Sekitar 80 persen dari lahan yang berhasil dibersihkan telah dimanfaatkan untuk pertanian, sementara sisanya digunakan untuk perumahan dan pembangunan
Siem Reap, Kamboja (ANTARA) - Kamboja berhasil mengubah lahan yang dahulu merupakan ladang ranjau menjadi lahan subur untuk pertanian, urbanisasi, dan pembangunan, membantu membebaskan jutaan orang dari kemiskinan, kata Perdana Menteri Kamboja Hun Manet di Siem Reap pada Senin (25/11).

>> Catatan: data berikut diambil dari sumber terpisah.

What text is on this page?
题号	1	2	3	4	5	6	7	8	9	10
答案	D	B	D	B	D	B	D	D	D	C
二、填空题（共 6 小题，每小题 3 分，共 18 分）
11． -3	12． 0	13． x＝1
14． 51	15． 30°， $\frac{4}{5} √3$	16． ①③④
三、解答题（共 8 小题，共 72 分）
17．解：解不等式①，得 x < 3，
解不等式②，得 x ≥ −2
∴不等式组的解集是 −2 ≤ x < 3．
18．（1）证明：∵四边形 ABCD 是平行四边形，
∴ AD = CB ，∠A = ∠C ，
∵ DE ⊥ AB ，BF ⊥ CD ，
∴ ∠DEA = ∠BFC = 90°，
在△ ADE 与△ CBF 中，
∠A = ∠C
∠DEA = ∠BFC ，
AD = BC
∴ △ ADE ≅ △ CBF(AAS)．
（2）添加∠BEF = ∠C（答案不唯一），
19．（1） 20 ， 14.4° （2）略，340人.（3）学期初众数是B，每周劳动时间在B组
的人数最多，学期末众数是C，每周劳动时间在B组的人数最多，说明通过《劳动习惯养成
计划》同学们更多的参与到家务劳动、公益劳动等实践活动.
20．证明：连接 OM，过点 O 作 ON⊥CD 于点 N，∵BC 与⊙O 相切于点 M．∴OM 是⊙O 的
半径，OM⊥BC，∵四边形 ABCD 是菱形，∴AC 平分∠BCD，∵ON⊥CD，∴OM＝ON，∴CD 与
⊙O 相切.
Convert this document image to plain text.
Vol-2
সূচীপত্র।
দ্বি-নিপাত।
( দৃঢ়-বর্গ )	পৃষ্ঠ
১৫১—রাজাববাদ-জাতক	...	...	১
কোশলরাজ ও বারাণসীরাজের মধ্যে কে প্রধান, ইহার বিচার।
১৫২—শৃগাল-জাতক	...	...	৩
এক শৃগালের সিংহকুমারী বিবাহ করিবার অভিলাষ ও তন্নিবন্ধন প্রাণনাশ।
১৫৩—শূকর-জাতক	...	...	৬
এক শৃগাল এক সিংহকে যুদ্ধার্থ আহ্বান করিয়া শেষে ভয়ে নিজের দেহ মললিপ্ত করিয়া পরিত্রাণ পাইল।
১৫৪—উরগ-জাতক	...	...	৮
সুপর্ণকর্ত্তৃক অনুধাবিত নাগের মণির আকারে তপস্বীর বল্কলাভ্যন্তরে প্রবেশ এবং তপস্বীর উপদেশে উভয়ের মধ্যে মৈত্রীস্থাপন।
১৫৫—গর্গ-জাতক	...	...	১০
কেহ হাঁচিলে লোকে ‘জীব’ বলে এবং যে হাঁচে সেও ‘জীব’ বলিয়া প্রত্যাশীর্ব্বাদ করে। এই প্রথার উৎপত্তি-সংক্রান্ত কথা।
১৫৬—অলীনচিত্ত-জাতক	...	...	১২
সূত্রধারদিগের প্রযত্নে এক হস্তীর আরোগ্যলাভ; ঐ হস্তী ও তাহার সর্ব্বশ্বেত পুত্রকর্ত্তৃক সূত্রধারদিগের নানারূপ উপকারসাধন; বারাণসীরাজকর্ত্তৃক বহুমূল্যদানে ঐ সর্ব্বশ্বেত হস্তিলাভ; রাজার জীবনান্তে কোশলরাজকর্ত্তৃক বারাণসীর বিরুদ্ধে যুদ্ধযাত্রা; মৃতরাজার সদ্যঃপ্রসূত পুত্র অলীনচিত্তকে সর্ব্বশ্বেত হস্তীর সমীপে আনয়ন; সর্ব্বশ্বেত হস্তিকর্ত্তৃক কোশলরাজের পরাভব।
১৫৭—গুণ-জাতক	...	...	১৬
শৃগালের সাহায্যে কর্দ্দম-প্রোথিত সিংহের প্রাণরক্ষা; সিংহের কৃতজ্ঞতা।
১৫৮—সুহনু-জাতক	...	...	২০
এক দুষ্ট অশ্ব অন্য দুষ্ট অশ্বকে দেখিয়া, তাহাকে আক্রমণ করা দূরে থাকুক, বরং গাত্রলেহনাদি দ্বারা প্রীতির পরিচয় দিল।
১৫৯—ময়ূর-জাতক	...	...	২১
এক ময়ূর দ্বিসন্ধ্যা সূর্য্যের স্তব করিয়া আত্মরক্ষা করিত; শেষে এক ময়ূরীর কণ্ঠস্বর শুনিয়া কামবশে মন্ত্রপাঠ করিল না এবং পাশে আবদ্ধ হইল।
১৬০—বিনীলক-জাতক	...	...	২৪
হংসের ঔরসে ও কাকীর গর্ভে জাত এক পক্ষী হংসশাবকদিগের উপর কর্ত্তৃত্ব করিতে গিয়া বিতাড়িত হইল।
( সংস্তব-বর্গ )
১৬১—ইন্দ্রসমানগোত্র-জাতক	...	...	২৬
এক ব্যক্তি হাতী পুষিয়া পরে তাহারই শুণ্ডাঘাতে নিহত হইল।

Dalam pidato pembukaannya di Konferensi Tingkat Tinggi (KTT) Siem Reap-Angkor tentang Dunia Bebas Ranjau, Manet mengatakan bahwa perekonomian Kamboja, yang rata-rata laju pertumbuhannya berada di kisaran 7 persen per tahun sebelum pandemi COVID-19, telah tumbuh pesat di atas tanah yang bebas dari ranjau.
"Sekitar 80 persen dari lahan yang berhasil dibersihkan telah dimanfaatkan untuk pertanian, sementara sisanya digunakan untuk perumahan dan pembangunan, termasuk pembangunan infrastruktur penting, guna meningkatkan konektivitas di seluruh negeri, yang memungkinkan ekonomi kita berkembang hingga hari ini," katanya.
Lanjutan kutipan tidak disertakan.